C:\Windows\system32>

C:\Windows\system32>D:\vstorage\nbd\wnbd_client\wnbd-client.exe uninstall-driver
libwnbd.dll!WnbdRemoveAllDisks INFO Hard removing WNBD disk: gkpics01
libwnbd.dll!RemoveWnbdAdapterDevice INFO Removing WNBD adapter device. Hardware id: root\wnbd. Class GUID: {4D36E97B-E325-11CE-BFC1-08002BE10318}
libwnbd.dll!CleanDrivers INFO Removing WNBD driver: oem41.inf
C:\Windows\system32>
... now I get back control.

oops, I forgot the --hard-disconnect-mappings argument. Given that the exe was able to start and run, I think it will work. I'll try that next time. [EDIT] I did get to try it, i think it said 'operation vetoed', couldn't copy/save the error-texts.

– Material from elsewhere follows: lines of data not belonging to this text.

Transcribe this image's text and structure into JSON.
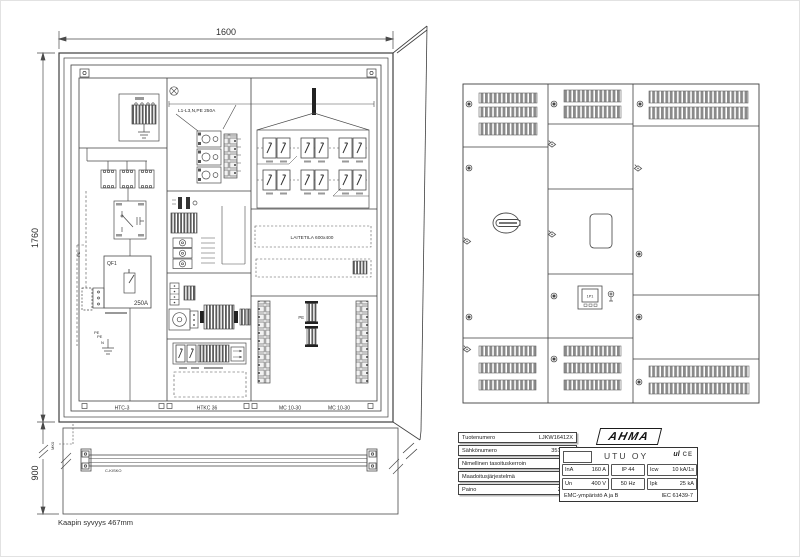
{
  "drawing": {
    "dims": {
      "width": "1600",
      "height": "1760",
      "plinth": "900"
    },
    "depth_note": "Kaapin  syvyys  467mm",
    "bus_label": "L1-L3,N,PE 250A",
    "qf1_label": "QF1",
    "qf1_rating": "250A",
    "laitetila_label": "LAITETILA    600x400",
    "pe_label": "PE",
    "n_label": "N",
    "c_rail_label": "C-KISKO",
    "mk_label": "MK0",
    "bottom_labels": [
      "HTC-3",
      "HTKC 36",
      "MC 10-30",
      "MC 10-30"
    ],
    "meter_label": "1P1"
  },
  "nameplate": {
    "rows": [
      {
        "label": "Tuotenumero",
        "value": "LJKW16412X"
      },
      {
        "label": "Sähkönumero",
        "value": "3510788"
      },
      {
        "label": "Nimellinen tasoituskerroin",
        "value": "1"
      },
      {
        "label": "Maadoitusjärjestelmä",
        "value": "TN-S"
      },
      {
        "label": "Paino",
        "value": "280kg"
      }
    ]
  },
  "ratingplate": {
    "brand": "AHMA",
    "manufacturer": "UTU OY",
    "mark_ul": "ul",
    "mark_ce": "CE",
    "ina_label": "InA",
    "ina_value": "160 A",
    "ip": "IP 44",
    "icw_label": "Icw",
    "icw_value": "10 kA/1s",
    "un_label": "Un",
    "un_value": "400 V",
    "hz": "50 Hz",
    "ipk_label": "Ipk",
    "ipk_value": "25 kA",
    "emc": "EMC-ympäristö  A ja B",
    "iec": "IEC 61439-7"
  }
}
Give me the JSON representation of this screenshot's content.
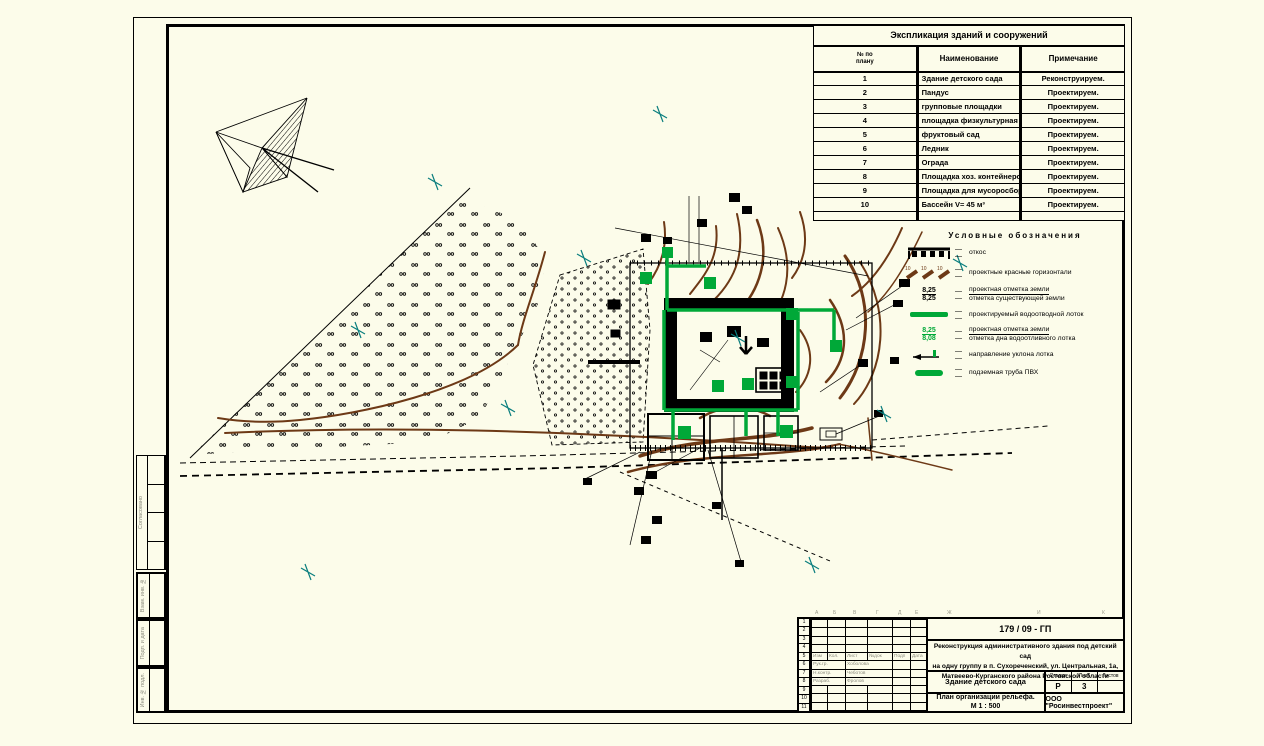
{
  "sheet": {
    "side_stamp": {
      "approved": "Согласовано",
      "vzam": "Взам. инв. №",
      "podp": "Подп. и дата",
      "inv": "Инв. № подл."
    }
  },
  "explication_table": {
    "title": "Экспликация зданий и сооружений",
    "columns": {
      "num": "№ по\nплану",
      "name": "Наименование",
      "note": "Примечание"
    },
    "rows": [
      {
        "num": "1",
        "name": "Здание детского сада",
        "note": "Реконструируем."
      },
      {
        "num": "2",
        "name": "Пандус",
        "note": "Проектируем."
      },
      {
        "num": "3",
        "name": "групповые площадки",
        "note": "Проектируем."
      },
      {
        "num": "4",
        "name": "площадка физкультурная",
        "note": "Проектируем."
      },
      {
        "num": "5",
        "name": "фруктовый сад",
        "note": "Проектируем."
      },
      {
        "num": "6",
        "name": "Ледник",
        "note": "Проектируем."
      },
      {
        "num": "7",
        "name": "Ограда",
        "note": "Проектируем."
      },
      {
        "num": "8",
        "name": "Площадка хоз. контейнеров",
        "note": "Проектируем."
      },
      {
        "num": "9",
        "name": "Площадка для мусоросборника",
        "note": "Проектируем."
      },
      {
        "num": "10",
        "name": "Бассейн V= 45 м³",
        "note": "Проектируем."
      }
    ]
  },
  "legend": {
    "title": "Условные обозначения",
    "contour_tick": "10",
    "items": [
      {
        "label": "откос"
      },
      {
        "label": "проектные красные горизонтали"
      },
      {
        "top": "8,25",
        "bottom": "8,25",
        "label1": "проектная отметка земли",
        "label2": "отметка существующей земли"
      },
      {
        "label": "проектируемый водоотводной лоток"
      },
      {
        "top": "8,25",
        "bottom": "8,08",
        "label1": "проектная отметка земли",
        "label2": "отметка дна водоотливного лотка"
      },
      {
        "label": "направление уклона лотка"
      },
      {
        "label": "подземная труба ПВХ"
      }
    ]
  },
  "title_block": {
    "doc_number": "179 / 09 - ГП",
    "project_line1": "Реконструкция административного здания под детский сад",
    "project_line2": "на одну группу в п. Сухореченский, ул. Центральная, 1а,",
    "project_line3": "Матвеево-Курганского района Ростовской области",
    "object_name": "Здание детского сада",
    "stage_label": "Стадия",
    "sheet_label": "Лист",
    "sheets_label": "Листов",
    "stage": "Р",
    "sheet_num": "3",
    "drawing_title_line1": "План организации рельефа.",
    "drawing_title_line2": "М 1 : 500",
    "company": "ООО \"Росинвестпроект\"",
    "sig_header": [
      "Изм",
      "Кол.",
      "Лист",
      "№док",
      "Подп",
      "Дата"
    ],
    "signatures": [
      {
        "role": "Рук.гр.",
        "name": "Хоболова"
      },
      {
        "role": "Н.контр.",
        "name": "Чеботов"
      },
      {
        "role": "Разраб.",
        "name": "Фролов"
      }
    ],
    "row_numbers": [
      "1",
      "2",
      "3",
      "4",
      "5",
      "6",
      "7",
      "8",
      "9",
      "10",
      "11"
    ],
    "col_letters": [
      "А",
      "Б",
      "В",
      "Г",
      "Д",
      "Е",
      "Ж",
      "И",
      "К"
    ]
  },
  "colors": {
    "background": "#fcfcea",
    "drain_green": "#00a838",
    "contour_brown": "#6d3916",
    "grid_cross_teal": "#0a7e7e"
  }
}
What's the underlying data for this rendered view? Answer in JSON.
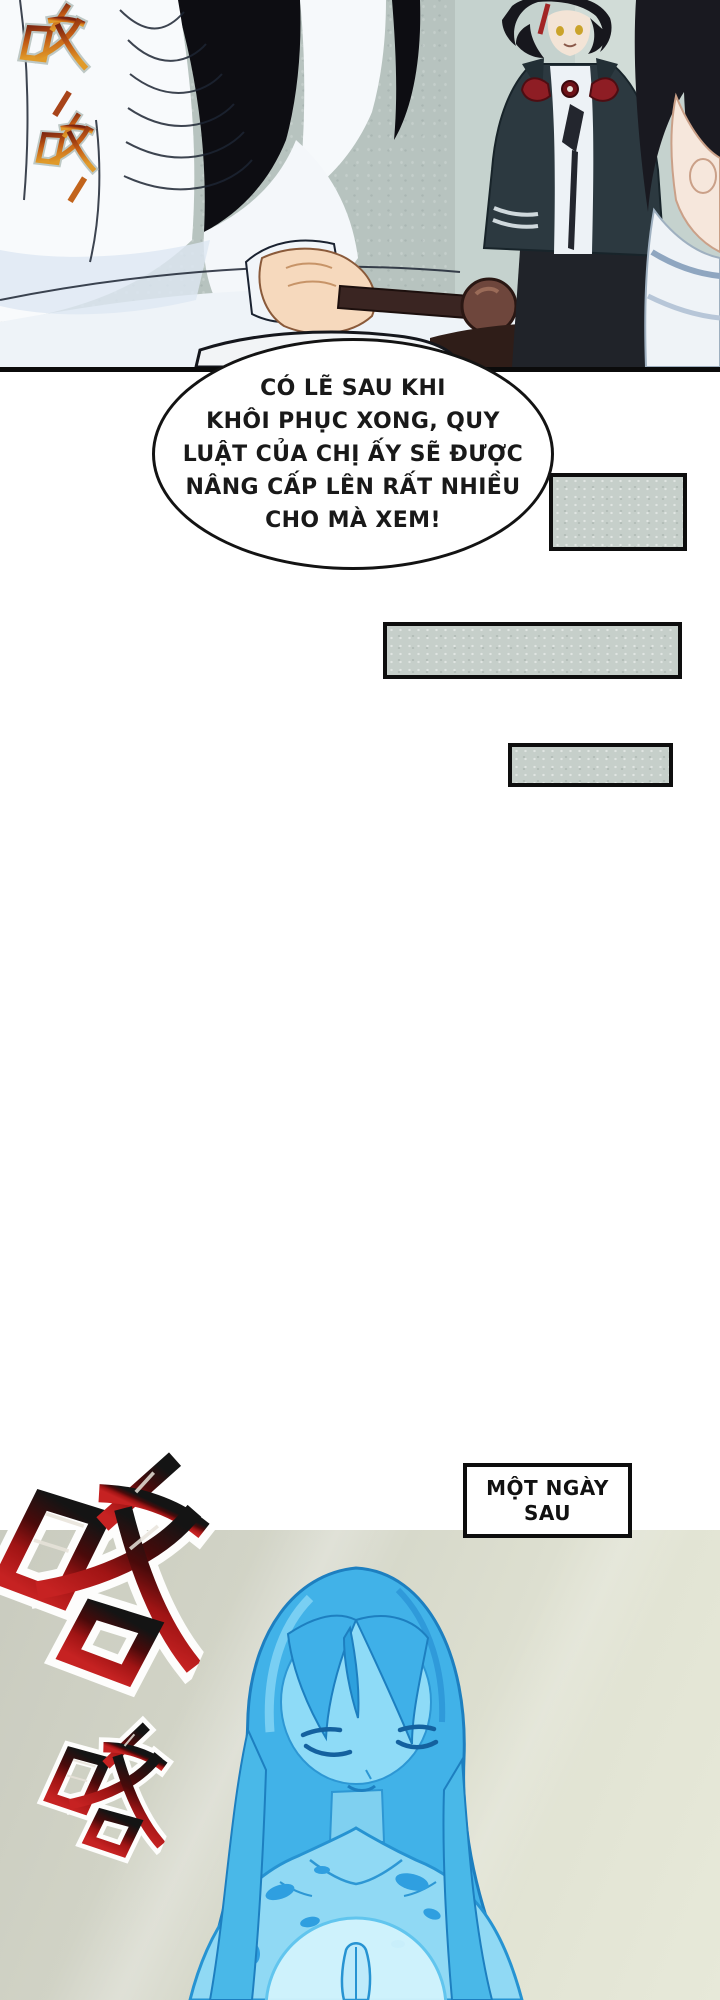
{
  "page": {
    "kind": "manhua-page",
    "background": "#ffffff"
  },
  "panel_top": {
    "description": "white-robed figure grinding with pestle; young man and woman watching",
    "sfx": [
      {
        "text": "呀",
        "style": "orange-red brush glyph"
      },
      {
        "text": "呀",
        "style": "orange brush glyph"
      }
    ]
  },
  "speech_bubble": {
    "lines": [
      "CÓ LẼ SAU KHI",
      "KHÔI PHỤC XONG, QUY",
      "LUẬT CỦA CHỊ ẤY SẼ ĐƯỢC",
      "NÂNG CẤP LÊN RẤT NHIỀU",
      "CHO MÀ XEM!"
    ]
  },
  "caption_box": {
    "line1": "MỘT NGÀY",
    "line2": "SAU"
  },
  "panel_bottom": {
    "description": "blue translucent woman statue with praying hands over glowing chest",
    "sfx": [
      {
        "text": "咯",
        "style": "large black-to-red brush glyph"
      },
      {
        "text": "咯",
        "style": "small black-to-red brush glyph"
      }
    ]
  },
  "colors": {
    "panel_top_bg": "#b7c3bf",
    "tone_bar_fill": "#c6cfca",
    "border_black": "#0e0e0e",
    "panel_bottom_bg_start": "#c9cbbf",
    "panel_bottom_bg_end": "#e7e9d9",
    "sfx_red": "#c02020",
    "sfx_orange": "#d98a24",
    "figure_blue": "#44b4e9",
    "figure_blue_light": "#8edbf7",
    "bowtie_red": "#8e1d24"
  }
}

I will log further details pertaining to this stuck situation in #63-comment-1508390090

petrutlucian94 commented 1 year ago

We found out that the IO deadlock was caused by having Windows caching enabled on the WNBD disk side as well as the underlying local NBD server side. Disabling caching on the qemu-storage-daemon side solved the issue (cache.direct=on). This does not affect Ceph.

In the meantime, the nbd client functionality has been moved to libwnbd and wnbd-client map became a blocking command. wnbd-client has just a few simple commands, adding an interactive shell mode wouldn't help much IMHO.